What was happening up in Finzel? Parker’s people were probably toiling in the fields. Someone perched in the fire tower wistfully hoping for a phantom train. Maybe Parker had launched a proper search of Frostburg after Jacob returned with his story…if the boy had made it. Maybe Jacob was lying out in the woods, never to be discovered. A feast for the animals. Surely Parker would have retraced their steps. No doubt Murray and McGavin were buried on that hill, overlooking Parker’s plantation manor. It occurred to him that he didn’t know where McGavin was from. He’d never asked. It never mattered. After the collapse, you weren’t from anywhere. You had no one.

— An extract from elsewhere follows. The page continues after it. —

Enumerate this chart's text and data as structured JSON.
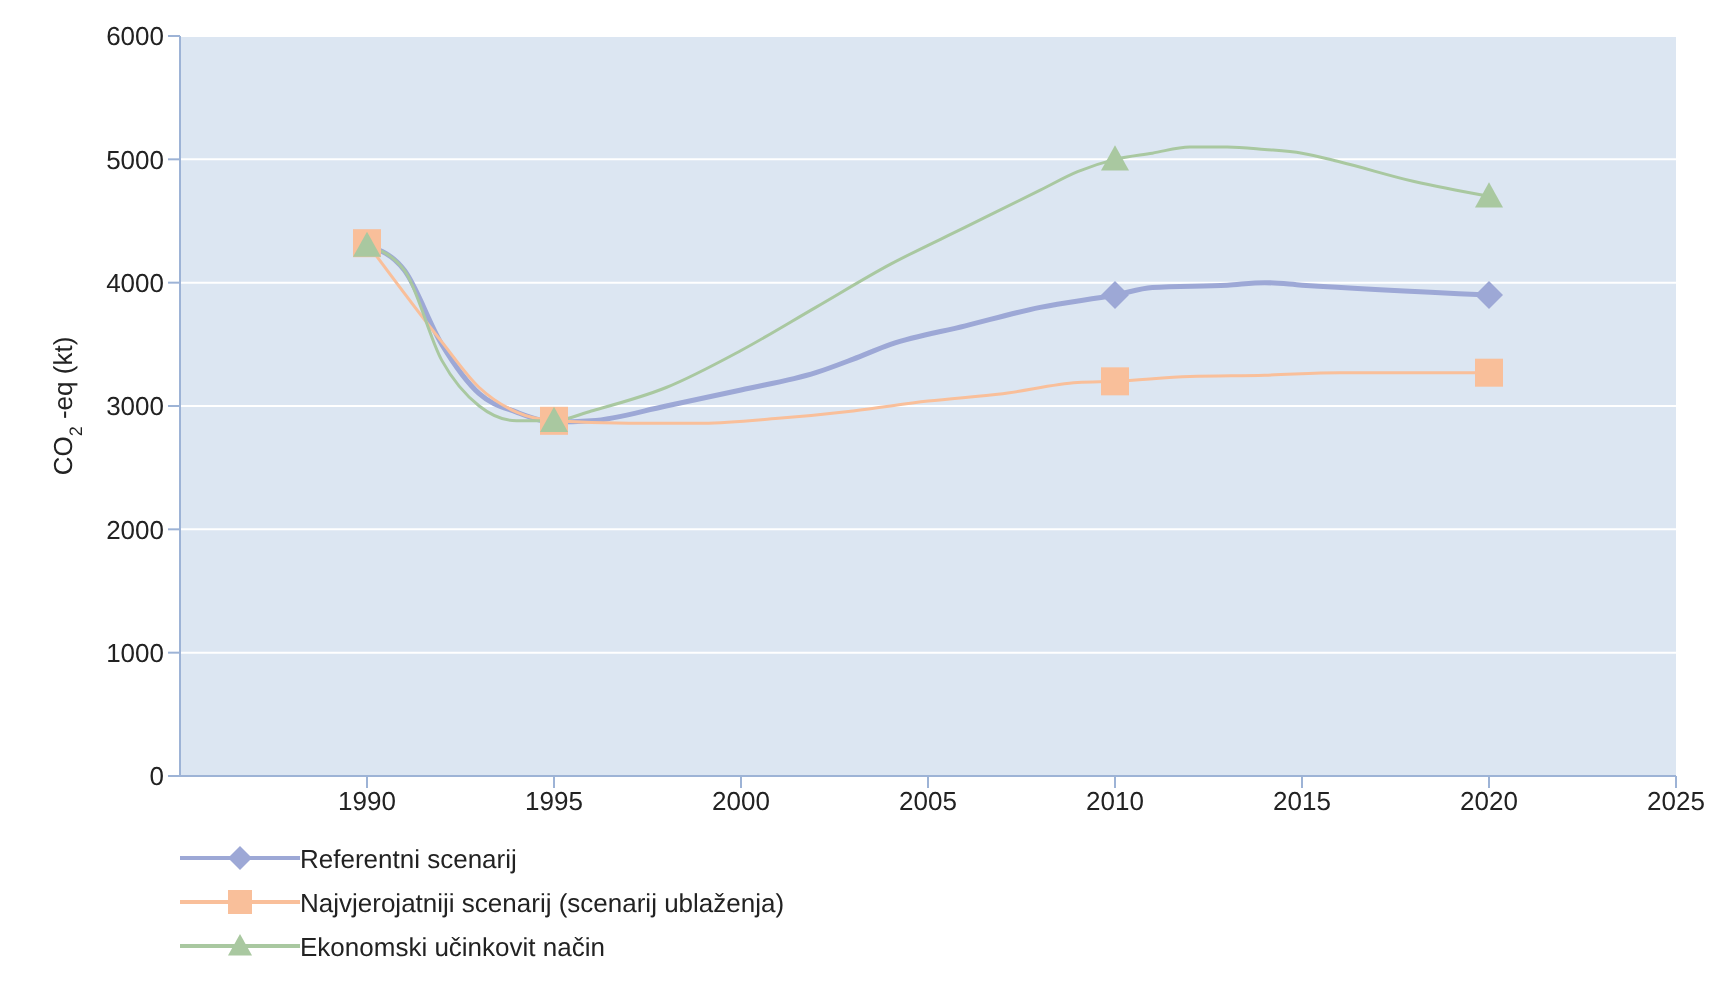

Gates picked up the remote, the bottom half covered in a grayish goo leaking from the batteries. He clicked the on switch, he put it down next to him, he stared at the blank TV.
Crowds gathering outside the local rescue stations…the sickness seems to be spreading…reports now from around the world…if you show any of the symptoms, then please hurry to one of the stations listed at the bottom of your screen…experts fear the worst…
It starts like the cold. Aches, a cough, runny nose. Perfectly normal for about a week or so. Then the fever starts. Then the mind gets fuzzy. You forget things. You get confused.
“And then you fucking die.” Gates said to the TV. “And then you get left in your living room, or slumped on the bathroom floor, or trapped in your car, or out on the street, in the playground. You get left and you’re forgotten.”
He pulled out his .45 and put it in his mouth.
The way it was meant to be.
Let the old world die.
There was nobody around to hear the gunshot.